Es justo aquí donde la línea entre educación y amaestramiento se nos presenta difusa.

Se aclara la voz y sigue.

Naturalizamos los procesos de dominación que son ejercidos sobre nosotros de tal manera que llegan a ser invisibles a nuestros ojos. Es posible que sea una forma de autoprotección; una vez percibidos tendríamos que hacer algo, deberíamos de hacer algo.
Sería inevitable el enfrentamiento, el cambio.

Hace una pausa y mira a su alrededor, el camarero estira el cuello y se dispone a acercarse para echar al filósofo errante. El joven niega con la cabeza. El camarero hace una mueca y sigue con lo suyo, mirando de reojo.

El hombre mira al camarero, luego al chico, sonríe y sigue hablando:

El esclavo, en lugar de aspirar a ser libre, aspira a ser amo; ese es uno de los errores básicos que perpetúa el estado actual de las cosas, de estas insanas relaciones de poder.
Como primer paso sería deseable la aparición de tácticas que localizasen y pusiesen en evidencia los pequeños rituales cotidianos que refuerzan los juegos de dominio.

Esto, hijo mío, nos llevaría a la visibilidad de la sumisión.
Cuando dice esto se agacha un poco, y guiña un ojo de forma exagerada.
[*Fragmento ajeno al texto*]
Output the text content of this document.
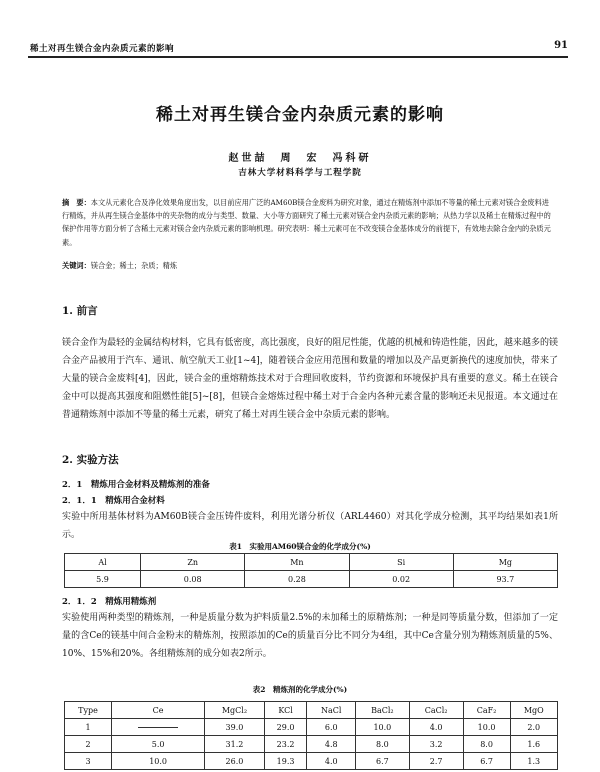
稀土对再生镁合金内杂质元素的影响	91
稀土对再生镁合金内杂质元素的影响
赵世喆　周　宏　冯科研
吉林大学材料科学与工程学院
摘　要：本文从元素化合及净化效果角度出发，以目前应用广泛的AM60B镁合金废料为研究对象，通过在精炼剂中添加不等量的稀土元素对镁合金废料进行精炼，并从再生镁合金基体中的夹杂物的成分与类型、数量、大小等方面研究了稀土元素对镁合金内杂质元素的影响；从热力学以及稀土在精炼过程中的保护作用等方面分析了含稀土元素对镁合金内杂质元素的影响机理。研究表明：稀土元素可在不改变镁合金基体成分的前提下，有效地去除合金内的杂质元素。
关键词：镁合金；稀土；杂质；精炼
1. 前言
镁合金作为最轻的金属结构材料，它具有低密度，高比强度，良好的阻尼性能，优越的机械和铸造性能，因此，越来越多的镁合金产品被用于汽车、通讯、航空航天工业[1~4]，随着镁合金应用范围和数量的增加以及产品更新换代的速度加快，带来了大量的镁合金废料[4]，因此，镁合金的重熔精炼技术对于合理回收废料，节约资源和环境保护具有重要的意义。稀土在镁合金中可以提高其强度和阻燃性能[5]~[8]，但镁合金熔炼过程中稀土对于合金内各种元素含量的影响还未见报道。本文通过在普通精炼剂中添加不等量的稀土元素，研究了稀土对再生镁合金中杂质元素的影响。
2. 实验方法
2．1　精炼用合金材料及精炼剂的准备
2．1．1　精炼用合金材料
实验中所用基体材料为AM60B镁合金压铸件废料，利用光谱分析仪（ARL4460）对其化学成分检测，其平均结果如表1所示。
表1　实验用AM60镁合金的化学成分(%)
Al	Zn	Mn	Si	Mg
5.9	0.08	0.28	0.02	93.7
2．1．2　精炼用精炼剂
实验使用两种类型的精炼剂，一种是质量分数为护料质量2.5%的未加稀土的原精炼剂；一种是同等质量分数，但添加了一定量的含Ce的镁基中间合金粉末的精炼剂，按照添加的Ce的质量百分比不同分为4组，其中Ce含量分别为精炼剂质量的5%、10%、15%和20%。各组精炼剂的成分如表2所示。
表2　精炼剂的化学成分(%)
Type	Ce	MgCl₂	KCl	NaCl	BaCl₂	CaCl₂	CaF₂	MgO
1		39.0	29.0	6.0	10.0	4.0	10.0	2.0
2	5.0	31.2	23.2	4.8	8.0	3.2	8.0	1.6
3	10.0	26.0	19.3	4.0	6.7	2.7	6.7	1.3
Vivimos en estos jodidos recortes de espacio infinito, dice extendiendo sus brazos, mira hacia arriba y verás que el cielo que vemos es interrumpido por los edificios.
Las estructuras que creamos para darnos seguridad limitan nuestra percepción del infinito.
De nuestras posibilidades.
Todo "lo nuestro" nos tapa "lo otro"; limitamos la mirada en busca de seguridad.
Cuanto más estrecha nos dibujan "la realidad", "la verdad", "lo bueno", "lo correcto", más cosas se quedan fuera.
Nos están robando el cielo, niño.
Las voces me han dicho que te lo cuente, yo ya no tengo batería, es tu turno.

Se tira un pedo y baja de la banqueta, apoya una mano sobre la mesa y con la otra le señala.
Las preguntas que debes hacerte, chaval, son:

¿Cómo eliminar protocolos y asaltar contenidos si sólo disponemos de un lenguaje impreciso?
¿Cuánto de nosotros, y de lo que nos rodea, cabe en un sistema de representación dado?
¿Comprender la cadena te hará libre?

Mira a su alrededor, satisfecho, echándose hacia atrás con las dos manos en la panza.
Hay una mancha de grasa en su camiseta, cerca de su ombligo.
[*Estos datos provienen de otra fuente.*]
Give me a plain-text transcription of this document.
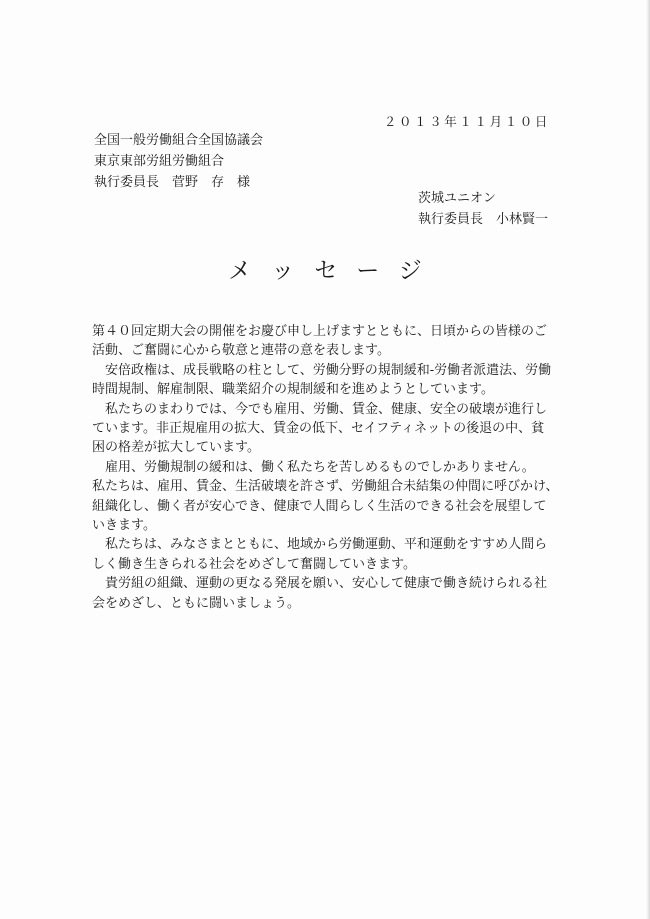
２０１３年１１月１０日
全国一般労働組合全国協議会
東京東部労組労働組合
執行委員長　菅野　存　様
茨城ユニオン
執行委員長　小林賢一
メッセージ

第４０回定期大会の開催をお慶び申し上げますとともに、日頃からの皆様のご

活動、ご奮闘に心から敬意と連帯の意を表します。

安倍政権は、成長戦略の柱として、労働分野の規制緩和‐労働者派遣法、労働

時間規制、解雇制限、職業紹介の規制緩和を進めようとしています。

私たちのまわりでは、今でも雇用、労働、賃金、健康、安全の破壊が進行し

ています。非正規雇用の拡大、賃金の低下、セイフティネットの後退の中、貧

困の格差が拡大しています。

雇用、労働規制の緩和は、働く私たちを苦しめるものでしかありません。

私たちは、雇用、賃金、生活破壊を許さず、労働組合未結集の仲間に呼びかけ、

組織化し、働く者が安心でき、健康で人間らしく生活のできる社会を展望して

いきます。

私たちは、みなさまとともに、地域から労働運動、平和運動をすすめ人間ら

しく働き生きられる社会をめざして奮闘していきます。

貴労組の組織、運動の更なる発展を願い、安心して健康で働き続けられる社

会をめざし、ともに闘いましょう。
Quizá en un contexto amanerado, le dice, predefinido, institucionalizado incluso en sus formas de contracultura, sólo nos quede la honestidad como la más contundente de las herramientas.
¿Es falso lo que miras o tu forma de mirarlo?
Piensa en ello, chico, piensa en ello.
Es tu tarea.

Y se marcha.

El joven se queda mirando cómo se aleja.
El camarero se acerca y se queda parado, bandeja en mano, mirando en la misma dirección.
Menudo tipo, ¿eh?
Increíble, sí. Ponme otra cerveza, por favor.